B[l]ogbuch #10 – Auf Abwegen. Teil 1
Ich weiß nicht, was nach Monte Cucco passiert ist, aber irgendwie ging alles den Bach runter. Wahrscheinlich nahm in Grossetto alles seinen Lauf. Ich kann mich auch nicht mehr dran erinnern, was zwischen den beiden Orten passiert ist. Vielleicht weil alles beschissen war oder weil ich lange nicht mehr geschrieben habe.
Grossetto erreiche ich am Mittag und da die Restaurants alle dicht sind, bin ich gezwungen bei Burger King zu essen oder mit leerem Magen zu fahren. „Nun ja, vielleicht ist es ja besser als in Deutschland.“, denke ich mir. Aber nein. Es ist der gleiche Mist, wie wir hier serviert bekommen. Sowieso ist Grossetto eine Stadt die nur aus Wohnblöcken, Billig-Läden und Shopping-Malls mit ihren riesigen Parkplätzen zu bestehen scheint.

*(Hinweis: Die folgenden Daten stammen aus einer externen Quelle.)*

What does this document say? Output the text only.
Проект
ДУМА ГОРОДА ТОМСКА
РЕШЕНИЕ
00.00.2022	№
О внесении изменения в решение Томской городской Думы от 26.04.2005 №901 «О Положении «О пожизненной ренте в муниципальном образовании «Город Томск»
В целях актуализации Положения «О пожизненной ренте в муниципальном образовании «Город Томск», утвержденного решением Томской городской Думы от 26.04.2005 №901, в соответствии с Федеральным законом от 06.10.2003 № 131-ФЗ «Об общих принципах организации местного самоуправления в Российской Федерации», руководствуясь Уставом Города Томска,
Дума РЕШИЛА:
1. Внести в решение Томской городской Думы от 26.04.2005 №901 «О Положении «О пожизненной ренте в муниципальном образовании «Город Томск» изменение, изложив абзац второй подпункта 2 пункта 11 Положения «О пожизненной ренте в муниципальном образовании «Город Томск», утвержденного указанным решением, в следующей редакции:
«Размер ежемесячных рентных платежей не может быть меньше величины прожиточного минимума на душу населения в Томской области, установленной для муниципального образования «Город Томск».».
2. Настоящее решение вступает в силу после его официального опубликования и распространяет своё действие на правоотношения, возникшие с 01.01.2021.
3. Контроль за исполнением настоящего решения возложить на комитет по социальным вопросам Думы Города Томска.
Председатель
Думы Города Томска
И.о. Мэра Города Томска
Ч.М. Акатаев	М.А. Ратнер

Ein absolutes Drecksloch.
Ich verlasse Grossetto Richtung Süden, jedoch stehe ich nun auf einer Autobahnauffahrt. Man Navi sagt mir, ich solle diese nehmen und deklariert die via Autelia als Bundesstraße. Während ein Schild mir sagt, dass Fahrräder erlaubt sind, spricht ein anderes Schild 50 Meter weiter das Gegenteil. Ich fahre auf die Autobahnbrücke und sehe einige hundert Meter südlich ein Schild, dass die Autobahn endet. Ich versuche jedoch erstmal einen anderen Weg zu finden. Es braucht etwa eine Stunde bis ich einen gefunden habe. Alle anderen Versuche endeten entweder in Sackgassen, vor Flüssen, Bahndämmen oder gesperrten Privatwegen. Dieser Weg führt zwar durch die Berge, aber besser als nicht weiter zu kommen. Nach einiger Zeit jedoch lande ich gerade mal einige Hundert Meter hinter der Autobahnauffahrt, aber anscheinend ist diese Straße jetzt eine Bundesstraße. Ich beschließe also ihr zu folgen.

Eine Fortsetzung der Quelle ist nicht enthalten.